Brothers Michael and Thomas Connelly were the sole shareholders of a corporation. The corporation obtained life insurance on each brother so that if one died, the corporation would have ready cash to redeem his shares without impairing the company operations. A buy-sell agreement was in place, giving each brother the right to buy the other’s shares at death, and the corporation would redeem the shares if the survivor declined to purchase. Although the agreement included a mechanism for valuing the shares, it was never used.

Michael died first, and the company received $3.5 million of life insurance proceeds. The corporation redeemed the shares for $3 million in an amicable agreement, and Michael’s interest in the business was valued at the same $3 million on the federal estate tax return. A $300,000 estate tax was timely paid, likely out of the remaining $500,000 of proceeds.

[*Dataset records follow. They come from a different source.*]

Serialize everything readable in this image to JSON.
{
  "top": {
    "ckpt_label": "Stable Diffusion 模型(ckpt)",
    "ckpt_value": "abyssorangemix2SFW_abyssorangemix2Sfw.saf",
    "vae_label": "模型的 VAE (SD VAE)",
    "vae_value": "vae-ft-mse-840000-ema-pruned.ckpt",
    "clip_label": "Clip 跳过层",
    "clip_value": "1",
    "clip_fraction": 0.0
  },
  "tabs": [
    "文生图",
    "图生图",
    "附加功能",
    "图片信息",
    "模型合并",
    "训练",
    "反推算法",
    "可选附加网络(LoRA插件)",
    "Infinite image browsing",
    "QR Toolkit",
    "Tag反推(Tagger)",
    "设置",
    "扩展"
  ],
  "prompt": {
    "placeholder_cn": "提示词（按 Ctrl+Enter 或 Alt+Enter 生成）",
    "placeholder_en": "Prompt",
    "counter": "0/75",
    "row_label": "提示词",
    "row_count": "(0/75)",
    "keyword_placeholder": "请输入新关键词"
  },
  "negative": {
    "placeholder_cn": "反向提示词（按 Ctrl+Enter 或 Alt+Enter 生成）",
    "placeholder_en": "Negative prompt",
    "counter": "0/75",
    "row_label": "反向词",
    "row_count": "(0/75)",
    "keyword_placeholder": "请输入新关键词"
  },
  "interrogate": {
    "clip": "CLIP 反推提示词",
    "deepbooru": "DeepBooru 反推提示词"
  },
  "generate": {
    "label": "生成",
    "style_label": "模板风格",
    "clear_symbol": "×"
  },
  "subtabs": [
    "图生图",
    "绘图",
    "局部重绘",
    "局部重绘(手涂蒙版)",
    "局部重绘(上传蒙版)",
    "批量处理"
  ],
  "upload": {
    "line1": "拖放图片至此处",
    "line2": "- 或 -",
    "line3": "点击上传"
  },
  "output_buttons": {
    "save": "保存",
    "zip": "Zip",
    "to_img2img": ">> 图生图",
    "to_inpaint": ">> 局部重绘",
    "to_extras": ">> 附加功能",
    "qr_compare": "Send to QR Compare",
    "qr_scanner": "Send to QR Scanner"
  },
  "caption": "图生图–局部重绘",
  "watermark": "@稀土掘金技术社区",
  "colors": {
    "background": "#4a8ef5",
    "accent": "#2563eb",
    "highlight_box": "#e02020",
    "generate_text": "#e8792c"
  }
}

Upon audit, the IRS disagreed with the valuation of the company. The $3.5 million must be added to the value of the company, as it was a company asset. That brought the total value of the company to $6.86 million. Michael had owned 77.18% of the company, so the estate tax value of his interest came to about $5.3 million. That meant another $1 million in estate taxes were due. Where that money was to come from was not a concern of the IRS.

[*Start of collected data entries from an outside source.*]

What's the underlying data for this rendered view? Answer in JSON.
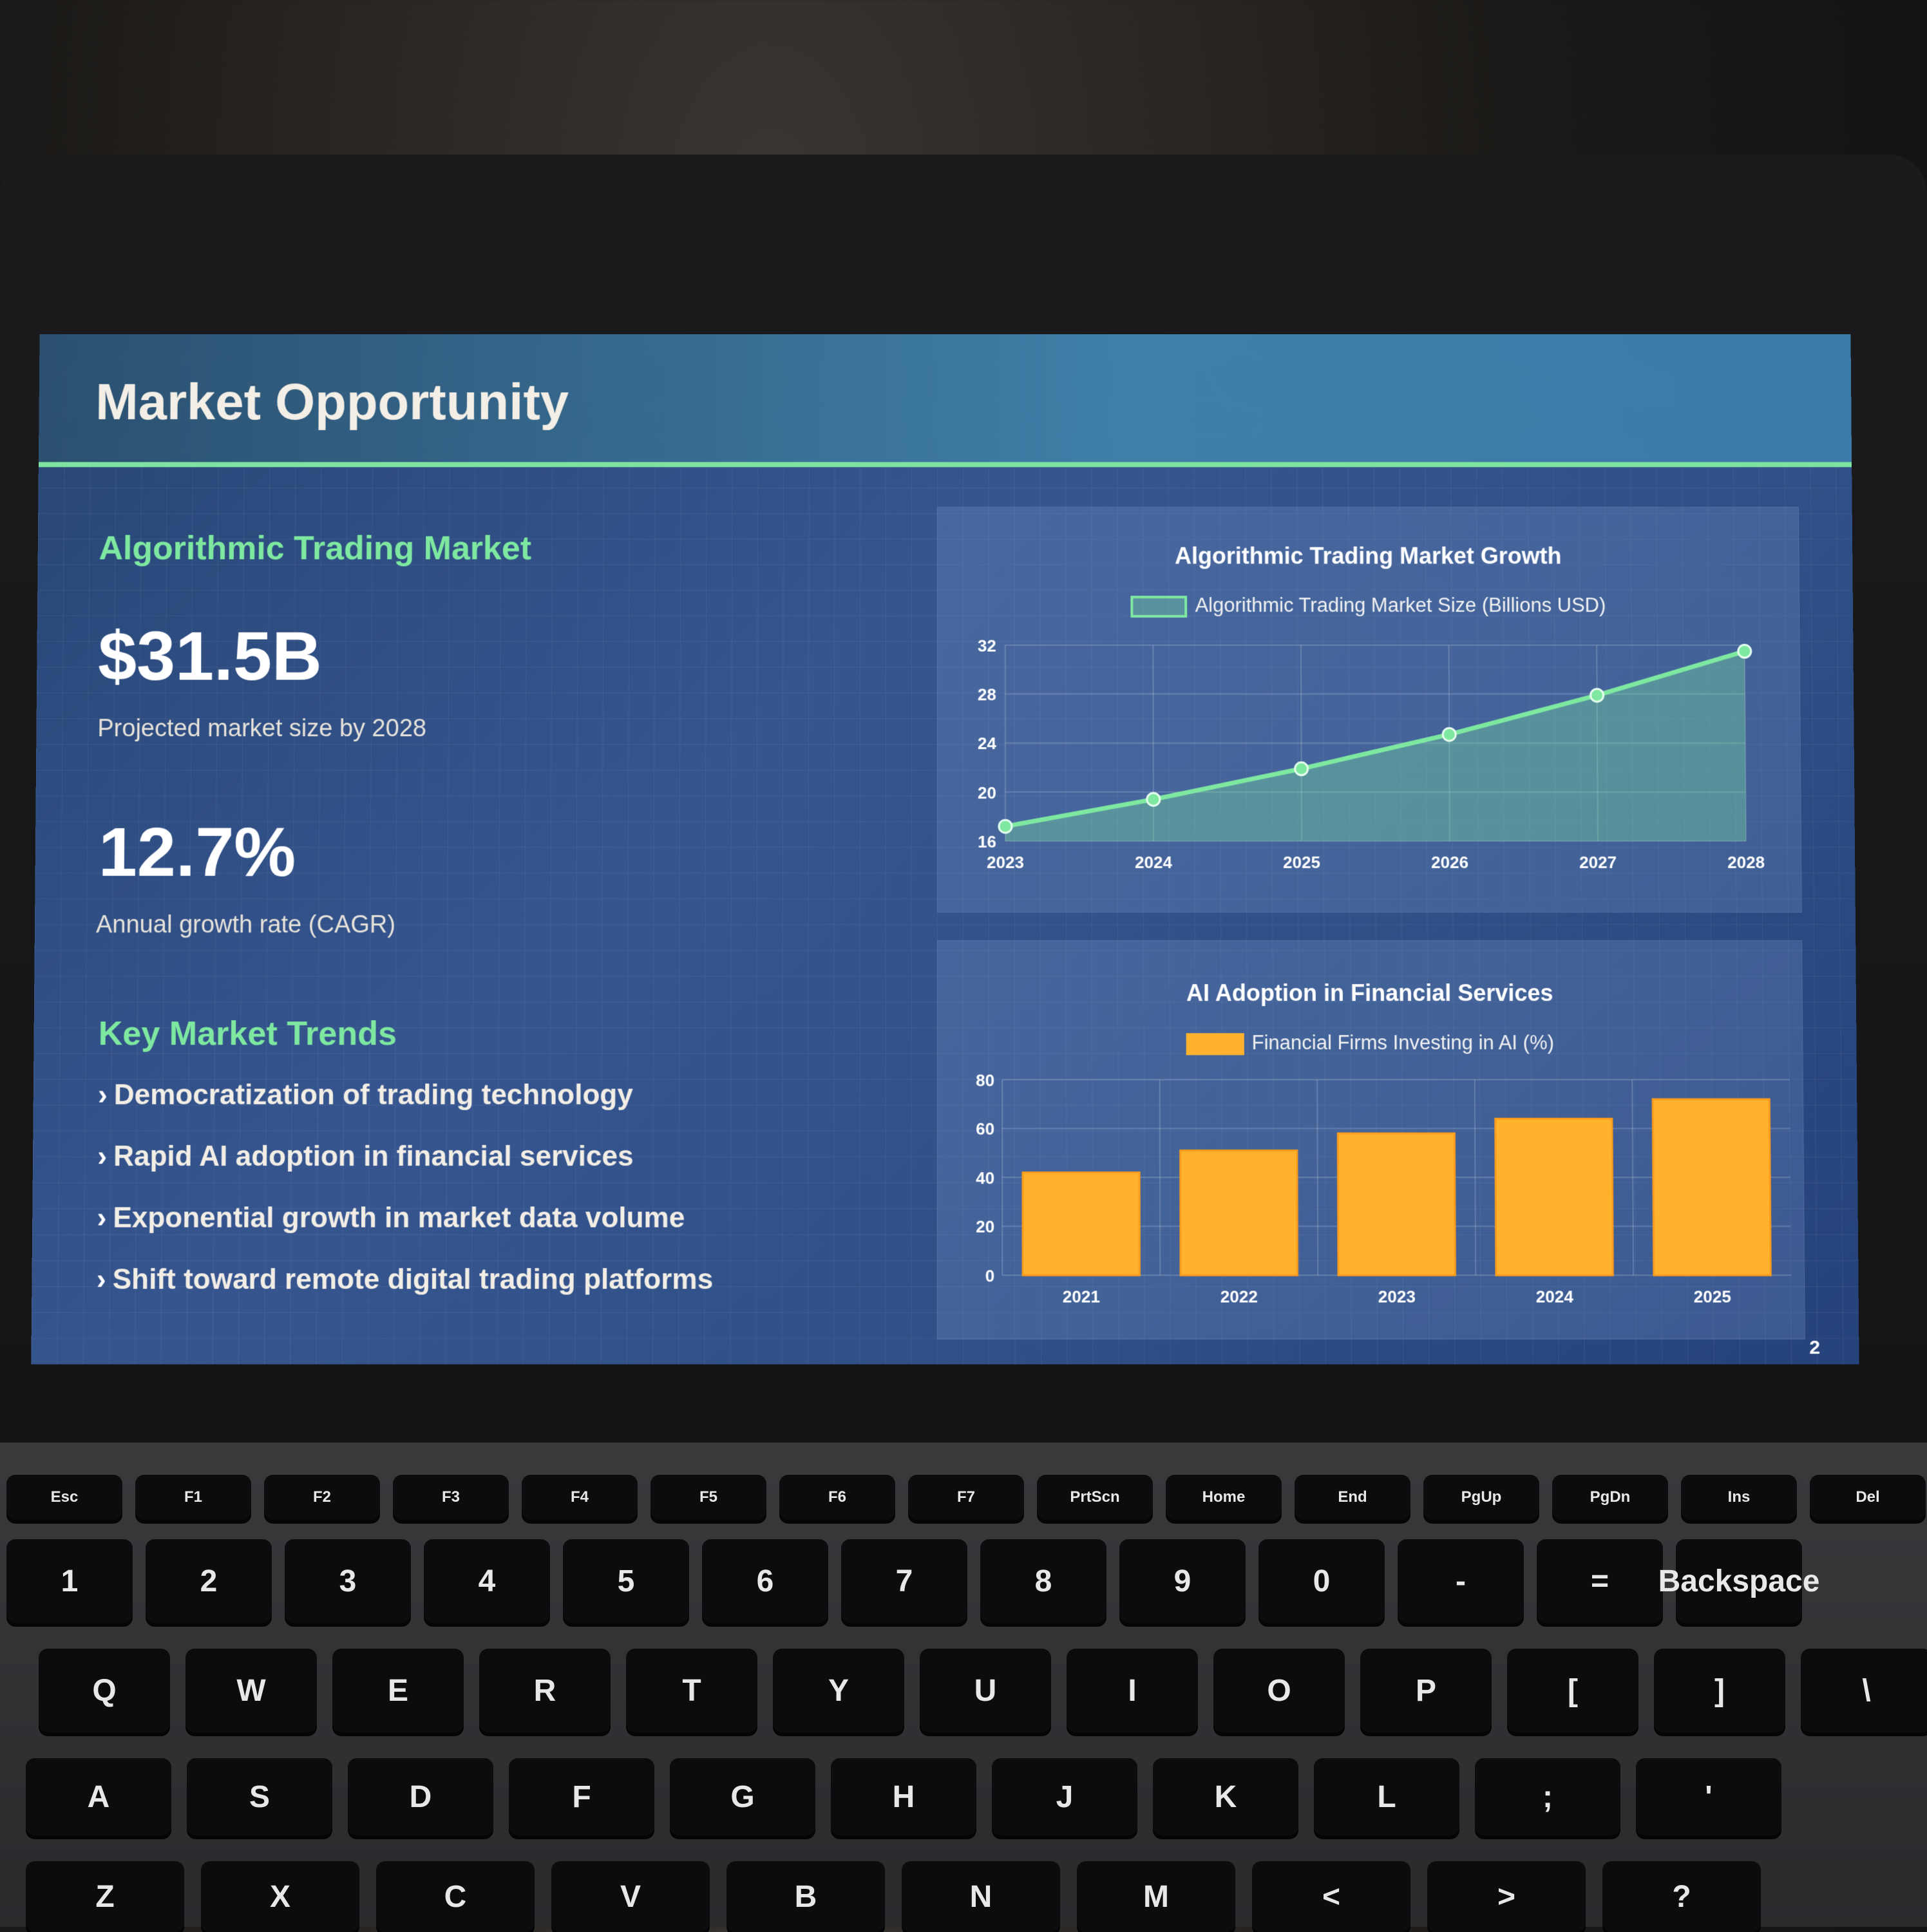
{
  "slide": {
    "title": "Market Opportunity",
    "section1_heading": "Algorithmic Trading Market",
    "stat1_value": "$31.5B",
    "stat1_caption": "Projected market size by 2028",
    "stat2_value": "12.7%",
    "stat2_caption": "Annual growth rate (CAGR)",
    "trends_heading": "Key Market Trends",
    "trends": [
      "Democratization of trading technology",
      "Rapid AI adoption in financial services",
      "Exponential growth in market data volume",
      "Shift toward remote digital trading platforms"
    ],
    "page_number": "2"
  },
  "colors": {
    "accent_green": "#7ee8a0",
    "bar_orange": "#ffb22e",
    "background_blue": "#2f4f86"
  },
  "icons": {
    "trend_bullet": "chevron-right-icon"
  },
  "chart_data": [
    {
      "type": "line",
      "title": "Algorithmic Trading Market Growth",
      "x": [
        "2023",
        "2024",
        "2025",
        "2026",
        "2027",
        "2028"
      ],
      "series": [
        {
          "name": "Algorithmic Trading Market Size (Billions USD)",
          "values": [
            17.2,
            19.4,
            21.9,
            24.7,
            27.9,
            31.5
          ]
        }
      ],
      "ylim": [
        16,
        32
      ],
      "yticks": [
        "16",
        "20",
        "24",
        "28",
        "32"
      ],
      "grid": true,
      "legend": "top-center",
      "fill": "area"
    },
    {
      "type": "bar",
      "title": "AI Adoption in Financial Services",
      "categories": [
        "2021",
        "2022",
        "2023",
        "2024",
        "2025"
      ],
      "series": [
        {
          "name": "Financial Firms Investing in AI (%)",
          "values": [
            42,
            51,
            58,
            64,
            72
          ]
        }
      ],
      "ylim": [
        0,
        80
      ],
      "yticks": [
        "0",
        "20",
        "40",
        "60",
        "80"
      ],
      "grid": true,
      "legend": "top-center"
    }
  ],
  "keyboard": {
    "fn_row": [
      "Esc",
      "F1",
      "F2",
      "F3",
      "F4",
      "F5",
      "F6",
      "F7",
      "PrtScn",
      "Home",
      "End",
      "PgUp",
      "PgDn",
      "Ins",
      "Del"
    ],
    "number_row": [
      "1",
      "2",
      "3",
      "4",
      "5",
      "6",
      "7",
      "8",
      "9",
      "0",
      "-",
      "=",
      "Backspace"
    ],
    "row_q": [
      "Q",
      "W",
      "E",
      "R",
      "T",
      "Y",
      "U",
      "I",
      "O",
      "P",
      "[",
      "]",
      "\\"
    ],
    "row_a": [
      "A",
      "S",
      "D",
      "F",
      "G",
      "H",
      "J",
      "K",
      "L",
      ";",
      "'"
    ],
    "row_z": [
      "Z",
      "X",
      "C",
      "V",
      "B",
      "N",
      "M",
      "<",
      ">",
      "?"
    ]
  }
}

In Court, the estate argued that the value of the company was controlled by the shareholder’s agreement, and although the insurance proceeds were a corporate asset they were offset by the obligation on the company to proceed with the redemption. The arguments were unavailing, first in the District Court, then in the Eighth Circuit Court of Appeals, and now, finally, in the U.S. Supreme Court. The Court held unanimously that life insurance proceeds must be included in valuing the company for estate tax purposes, and that a redemption agreement in this case did not reduce the value of the company, even though it drained the company of available cash.
    
Owners of small businesses need to schedule an early conference with their estate planning advisors to assess the impact of this decision on their planning. Cross purchase agreements, in which each shareholder owns life insurance on the other shareholders, should not be adversely affected, but that arrangement has its own drawbacks. Owners of very small businesses that are below the federal estate tax threshold have less to be concerned about, but even in that situation using life insurance to fund a redemption will raise issues regarding the value of the company and the basis of inherited interests.